Hassanein's memo has provoked a mixed reaction in financial circles with many commentators noting that placing NIB under the Finance Ministry's control will automatically exempt the ministry from servicing its own debts to the bank. The Finance Ministry paid only LE5.1 billion to NIB last year, out of an agreed LE26.9 billion, in settlement of loan instalments and interest rate.
"If the ministerial decision goes into effect, the Finance Ministry will be automatically relieved of paying the NIB its huge financial arrears. It would, after all, be illogical to pay debts to a bank which is already one of its affiliates," said Abu Ismail.
The Finance Ministry's memo has met with support from several inside sources, not only because it will boost the government's privatisation plans for the economic authorities, but also because it will dramatically reduce levels of domestic debt. The ballooning of domestic debt has always been an obstacle to financial reform and privatisation.
"I think placing NIB under the Finance Ministry's purview is a positive step and should receive parliament's support," said Abu Ismail.
Mahmoud Abul-Nasr, chairman of the parliamentary Planning and Budget Committee, fully supports the Finance Ministry.
"I believe that NIB's role should be re-adjusted in the coming period. It's resources are mainly comprised of pension funds (LE51.7 billion) and the proceeds of National Bank investment certificates (LE36.9 billion). These resources should be utilised in a more profitable way," said Abul-Nasr.
Officials at the Planning Ministry, for their part, strongly object to any attempts to transfer NIB's supervision, arguing that the private sector is not yet sufficiently mature to replace NIB's role in providing investment. Besides, the government is still heavily involved in funding investment projects, which is why the role of the NIB, under Planning Ministry supervision, should be maintained, they insist.

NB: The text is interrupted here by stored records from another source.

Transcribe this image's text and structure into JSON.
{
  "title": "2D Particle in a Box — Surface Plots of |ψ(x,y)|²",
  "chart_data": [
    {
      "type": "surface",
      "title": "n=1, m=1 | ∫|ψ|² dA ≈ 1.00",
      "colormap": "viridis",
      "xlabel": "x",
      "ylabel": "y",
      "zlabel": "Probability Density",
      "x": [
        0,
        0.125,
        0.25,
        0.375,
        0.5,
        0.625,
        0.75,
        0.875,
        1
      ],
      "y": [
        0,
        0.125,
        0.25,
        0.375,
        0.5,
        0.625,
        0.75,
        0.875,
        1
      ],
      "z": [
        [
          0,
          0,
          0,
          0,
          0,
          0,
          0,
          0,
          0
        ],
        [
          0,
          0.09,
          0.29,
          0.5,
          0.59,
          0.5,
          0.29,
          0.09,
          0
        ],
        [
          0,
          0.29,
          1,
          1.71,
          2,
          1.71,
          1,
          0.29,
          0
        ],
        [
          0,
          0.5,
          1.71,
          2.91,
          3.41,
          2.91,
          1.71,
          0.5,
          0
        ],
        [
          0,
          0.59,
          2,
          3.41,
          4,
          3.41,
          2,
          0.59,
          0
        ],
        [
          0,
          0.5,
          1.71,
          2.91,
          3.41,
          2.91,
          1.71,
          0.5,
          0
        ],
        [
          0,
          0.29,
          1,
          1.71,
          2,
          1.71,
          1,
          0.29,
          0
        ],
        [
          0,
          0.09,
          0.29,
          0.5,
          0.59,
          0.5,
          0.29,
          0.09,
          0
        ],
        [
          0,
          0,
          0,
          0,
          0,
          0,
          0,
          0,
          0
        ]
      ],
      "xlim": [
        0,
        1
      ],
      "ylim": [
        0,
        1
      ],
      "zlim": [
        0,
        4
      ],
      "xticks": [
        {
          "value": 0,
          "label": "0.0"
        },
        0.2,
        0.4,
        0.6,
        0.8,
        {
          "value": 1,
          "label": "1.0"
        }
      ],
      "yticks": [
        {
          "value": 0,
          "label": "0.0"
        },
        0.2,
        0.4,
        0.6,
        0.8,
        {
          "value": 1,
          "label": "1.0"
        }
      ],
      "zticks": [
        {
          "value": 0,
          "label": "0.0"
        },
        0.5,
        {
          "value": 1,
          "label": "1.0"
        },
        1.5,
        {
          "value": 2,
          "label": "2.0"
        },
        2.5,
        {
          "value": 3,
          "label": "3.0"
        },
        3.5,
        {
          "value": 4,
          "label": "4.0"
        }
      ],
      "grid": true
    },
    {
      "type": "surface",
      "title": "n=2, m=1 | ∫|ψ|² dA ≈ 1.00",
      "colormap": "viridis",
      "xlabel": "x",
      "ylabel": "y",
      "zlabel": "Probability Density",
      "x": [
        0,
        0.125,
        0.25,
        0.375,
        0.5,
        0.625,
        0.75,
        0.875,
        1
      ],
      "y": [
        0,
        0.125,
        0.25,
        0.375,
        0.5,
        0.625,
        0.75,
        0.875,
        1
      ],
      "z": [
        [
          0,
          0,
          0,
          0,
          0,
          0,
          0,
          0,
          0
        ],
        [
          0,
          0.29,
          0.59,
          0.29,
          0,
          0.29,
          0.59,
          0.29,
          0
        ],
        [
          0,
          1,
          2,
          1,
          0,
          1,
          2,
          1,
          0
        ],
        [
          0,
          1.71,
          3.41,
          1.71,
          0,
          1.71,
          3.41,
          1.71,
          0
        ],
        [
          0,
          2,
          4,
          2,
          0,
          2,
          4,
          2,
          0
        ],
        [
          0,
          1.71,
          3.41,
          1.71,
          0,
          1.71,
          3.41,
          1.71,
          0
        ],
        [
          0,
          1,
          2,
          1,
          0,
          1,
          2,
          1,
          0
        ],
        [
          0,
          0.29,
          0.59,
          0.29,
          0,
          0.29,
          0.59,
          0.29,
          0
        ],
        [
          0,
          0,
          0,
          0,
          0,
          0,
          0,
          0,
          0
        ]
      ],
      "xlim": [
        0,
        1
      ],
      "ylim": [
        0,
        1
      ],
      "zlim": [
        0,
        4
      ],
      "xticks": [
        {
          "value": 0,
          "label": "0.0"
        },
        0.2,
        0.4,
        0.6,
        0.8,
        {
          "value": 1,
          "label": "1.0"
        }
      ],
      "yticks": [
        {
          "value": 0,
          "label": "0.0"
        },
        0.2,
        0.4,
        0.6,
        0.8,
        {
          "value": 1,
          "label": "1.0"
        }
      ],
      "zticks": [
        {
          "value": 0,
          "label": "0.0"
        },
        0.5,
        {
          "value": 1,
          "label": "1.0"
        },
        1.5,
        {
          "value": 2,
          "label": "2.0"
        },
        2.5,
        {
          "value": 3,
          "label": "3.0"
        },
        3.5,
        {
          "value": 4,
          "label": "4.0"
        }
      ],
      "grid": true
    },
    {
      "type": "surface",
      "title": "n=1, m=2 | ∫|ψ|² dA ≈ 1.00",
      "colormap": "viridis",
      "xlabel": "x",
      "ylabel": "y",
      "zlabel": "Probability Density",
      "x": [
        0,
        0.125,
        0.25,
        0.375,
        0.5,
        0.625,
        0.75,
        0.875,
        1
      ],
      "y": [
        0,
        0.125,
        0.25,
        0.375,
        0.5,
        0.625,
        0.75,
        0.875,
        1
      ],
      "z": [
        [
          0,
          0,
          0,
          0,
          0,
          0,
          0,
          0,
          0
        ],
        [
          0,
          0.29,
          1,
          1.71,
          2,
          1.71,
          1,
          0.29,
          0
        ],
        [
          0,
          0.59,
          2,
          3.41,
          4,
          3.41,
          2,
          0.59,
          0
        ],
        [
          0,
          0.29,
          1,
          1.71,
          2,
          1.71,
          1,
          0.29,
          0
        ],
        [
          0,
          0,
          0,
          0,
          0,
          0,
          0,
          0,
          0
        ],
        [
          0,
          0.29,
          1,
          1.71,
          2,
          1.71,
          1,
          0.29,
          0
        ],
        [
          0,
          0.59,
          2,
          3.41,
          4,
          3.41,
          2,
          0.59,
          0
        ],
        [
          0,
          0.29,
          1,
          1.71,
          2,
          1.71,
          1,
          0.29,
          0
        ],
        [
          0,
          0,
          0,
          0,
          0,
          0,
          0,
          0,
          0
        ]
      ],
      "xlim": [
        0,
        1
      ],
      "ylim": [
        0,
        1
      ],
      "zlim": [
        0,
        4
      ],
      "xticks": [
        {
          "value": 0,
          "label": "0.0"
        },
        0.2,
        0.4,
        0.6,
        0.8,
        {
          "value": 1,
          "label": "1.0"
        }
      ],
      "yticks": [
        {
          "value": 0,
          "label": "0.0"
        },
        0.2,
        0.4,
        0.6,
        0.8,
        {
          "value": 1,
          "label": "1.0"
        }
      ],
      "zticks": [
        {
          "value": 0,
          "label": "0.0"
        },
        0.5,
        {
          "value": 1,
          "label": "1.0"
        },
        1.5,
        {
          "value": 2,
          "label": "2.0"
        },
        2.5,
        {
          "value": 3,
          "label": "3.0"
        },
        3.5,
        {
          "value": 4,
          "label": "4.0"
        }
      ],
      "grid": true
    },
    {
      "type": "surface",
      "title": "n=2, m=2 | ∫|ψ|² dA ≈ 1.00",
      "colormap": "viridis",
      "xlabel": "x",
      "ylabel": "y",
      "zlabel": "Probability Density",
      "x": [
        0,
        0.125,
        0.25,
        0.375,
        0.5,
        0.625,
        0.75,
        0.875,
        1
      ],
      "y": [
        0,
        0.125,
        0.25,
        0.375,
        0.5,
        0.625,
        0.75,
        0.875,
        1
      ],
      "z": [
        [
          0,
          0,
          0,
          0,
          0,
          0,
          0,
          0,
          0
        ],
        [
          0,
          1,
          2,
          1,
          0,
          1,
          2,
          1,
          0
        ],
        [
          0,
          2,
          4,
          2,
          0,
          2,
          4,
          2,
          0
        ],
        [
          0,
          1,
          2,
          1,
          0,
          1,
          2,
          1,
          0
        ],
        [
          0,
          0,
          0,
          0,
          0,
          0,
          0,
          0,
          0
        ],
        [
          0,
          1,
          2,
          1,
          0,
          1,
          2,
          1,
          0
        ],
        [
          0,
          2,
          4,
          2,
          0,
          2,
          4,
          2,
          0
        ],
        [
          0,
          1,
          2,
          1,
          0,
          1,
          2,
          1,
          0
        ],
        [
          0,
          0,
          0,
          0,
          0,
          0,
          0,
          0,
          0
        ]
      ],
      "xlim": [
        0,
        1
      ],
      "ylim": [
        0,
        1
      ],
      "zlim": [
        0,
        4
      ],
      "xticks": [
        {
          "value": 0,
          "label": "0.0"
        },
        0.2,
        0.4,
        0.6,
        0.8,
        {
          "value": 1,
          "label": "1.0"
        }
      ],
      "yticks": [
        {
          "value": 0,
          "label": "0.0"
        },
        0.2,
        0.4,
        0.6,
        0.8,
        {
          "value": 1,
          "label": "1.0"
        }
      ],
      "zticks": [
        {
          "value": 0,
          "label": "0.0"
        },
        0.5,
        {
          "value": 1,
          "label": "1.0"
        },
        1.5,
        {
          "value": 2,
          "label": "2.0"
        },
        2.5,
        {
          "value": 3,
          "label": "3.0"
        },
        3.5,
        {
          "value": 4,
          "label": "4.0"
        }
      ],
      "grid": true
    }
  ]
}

Other financial experts have argued that the ideal position for NIB is to come under the supervision of the Central Bank of Egypt (CBE). Kamal Sorour, general manager of Misr International Bank, argues that placing NIB's cash resources under CBE control will give the latter full discretion over the banking sector's liquidity. "This will help a lot in stabilising exchange rates and give CBE greater flexibility in managing money supply on the market," said Sorour.